Uma das fronteiras ideológicas entre esquerda e
direita perpassa pela perspetiva de análise e abordagem às questões sociais, quer
no estabelecimento das causas que lhe estão subjacentes quer na definição e
implementação de medidas de política, tendentes à sua resolução.
Na verdade,
contrariamente às posições de determinados setores do espectro político,
situados à direita, e até mesmo de alguma opinião pública, as ideologias não
acabaram (o capitalismo em que vivemos representa ele próprio uma ideologia
política historicamente decadente), sendo que, quem professa tal entendimento, não
persegue outro propósito, senão a defesa de uma dada linha de orientação
ideológica que prega a resignação e a fatalidade, a submissão ao pensamento
único e à ditadura dos mercados financeiros, numa lógica que justifica a
insustentabilidade do Estado Social, acusando indiscriminadamente os indivíduos
de “viverem acima das suas possibilidades” e responsabilizando-os pela situação
social em que se encontram - desempregados, endividados, pobres.
Esta lógica
conduz à desresponsabilização do Estado e dos governos centrais na obrigação
constitucional de assegurar os direitos sociais dos cidadãos através da
execução das políticas públicas nos domínios da educação, saúde, segurança
social e economia, ou seja, manter e melhorar o funcionamento do Estado Social,
bem como assegurar uma política de redistribuição dos rendimentos por via fiscal,
aplicando um regime de progressividade, cobrando mais de quem mais tem, e
isentando ou aliviando os detentores de menor rendimento, a par, igualmente, da
garantia de uma proporção geral mais justa entre os rendimentos do capital e os
rendimentos do trabalho, privilegiando estes últimos.
Há uma escolha entre dois caminhos.
Um caminho pressupõe que o
Estado ataque a exclusão social e a pobreza, através das políticas públicas
atrás referidas, intervenha diretamente na economia e nos setores estratégicos,
estimule a atividade produtiva privada, o crescimento económico, a coesão
social e territorial (visão de esquerda).
O outro caminho, pressupõe que o
Estado privatize e mercantilize tudo o que mexa à tona da sociedade, deixe que o
mercado funcione só por si e resolva de forma automática as desigualdades e
injustiças sociais (visão de direita).
Dito ainda de outra forma, bem diferente
é atacar as causas dos problemas, promover a solidariedade, a igualdade e a justiça
social, outra coisa, é promover o assistencialismo como trave-mestra da
política social, deixar cada um à mercê das esmolas e do seu destino,
responsabilizando-o, inclusive, pela situação pessoal a que chegou,
estigmatizando todos os que recebem prestações sociais como fraudulentos.
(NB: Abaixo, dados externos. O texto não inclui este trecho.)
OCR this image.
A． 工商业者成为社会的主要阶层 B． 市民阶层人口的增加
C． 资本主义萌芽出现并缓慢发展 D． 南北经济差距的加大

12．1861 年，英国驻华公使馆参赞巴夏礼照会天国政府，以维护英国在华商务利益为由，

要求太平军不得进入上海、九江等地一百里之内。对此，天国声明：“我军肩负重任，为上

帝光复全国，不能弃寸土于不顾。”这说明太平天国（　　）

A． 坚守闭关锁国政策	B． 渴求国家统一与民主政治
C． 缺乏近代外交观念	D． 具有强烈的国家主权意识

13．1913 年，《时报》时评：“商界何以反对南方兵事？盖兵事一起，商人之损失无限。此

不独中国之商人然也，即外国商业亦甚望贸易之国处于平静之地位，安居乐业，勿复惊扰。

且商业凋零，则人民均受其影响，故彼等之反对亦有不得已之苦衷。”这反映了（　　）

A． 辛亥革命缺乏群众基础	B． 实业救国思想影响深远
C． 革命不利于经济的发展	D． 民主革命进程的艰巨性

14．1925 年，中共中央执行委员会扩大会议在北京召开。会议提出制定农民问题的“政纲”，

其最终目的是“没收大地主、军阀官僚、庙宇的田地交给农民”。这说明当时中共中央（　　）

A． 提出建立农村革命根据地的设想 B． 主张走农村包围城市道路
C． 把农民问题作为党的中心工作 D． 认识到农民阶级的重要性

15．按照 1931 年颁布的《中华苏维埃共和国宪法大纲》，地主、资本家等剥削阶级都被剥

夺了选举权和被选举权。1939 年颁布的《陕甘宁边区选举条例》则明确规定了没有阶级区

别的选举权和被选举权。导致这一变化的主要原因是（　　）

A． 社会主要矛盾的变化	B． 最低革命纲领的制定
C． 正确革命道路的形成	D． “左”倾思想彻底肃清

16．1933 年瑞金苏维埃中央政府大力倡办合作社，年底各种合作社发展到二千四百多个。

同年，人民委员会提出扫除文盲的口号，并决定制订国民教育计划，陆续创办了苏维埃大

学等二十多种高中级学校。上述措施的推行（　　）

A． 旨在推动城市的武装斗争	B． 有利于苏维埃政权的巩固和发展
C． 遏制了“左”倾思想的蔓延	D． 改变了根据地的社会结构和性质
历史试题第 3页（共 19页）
A nível do poder local, também são evidentes as
contradições e a presença das ideologias, na forma como se lida quer com a
problemática social quer com a promoção da atividade económica e do emprego.
Vários
agentes políticos, surpreendentemente, não só de direita, exercem pressão sobre
os Municípios, assacando-lhes responsabilidades desmedidas pelo estado da
economia local (investimento, desemprego, pobreza), como se aquela, não fosse
parte integrante, e não dependesse, da nacional, e das consequências
devastadoras da brutal austeridade levada a cabo nos últimos anos sob os
ditames da troika estrangeira e a cumplicidade ativa da coligação de direita
que governou o país.
Não é demais
repetir que não é possível reparar no plano local o efeito das políticas
nacionais que geraram a degradação social e aumentaram as desigualdades
sociais.
É claro, que com isto, não se visa escamotear ou
desresponsabilizar os Municípios pelas obrigações na área social que
efetivamente possuem, e não deixam de ser relevantes, e as competências que lhes
estão atribuídas, e não deixam de ser importantes, na mitigação dos problemas sociais, e na dinamização da economia
local, num vasto campo de ação e intervenção que mereceria um texto à parte.
Em
tempo de Natal e de família, período que desperta sentimentos que se deveriam estender
ao resto do ano, importa sublinhar a importância de valores substantivos como a
solidariedade, a igualdade e a justiça social, e apelar à intervenção crítica e
consciente dos cidadãos no processo de transformação social, num mundo
multicultural e de contrastes que se pretende de paz e cooperação entre os povos.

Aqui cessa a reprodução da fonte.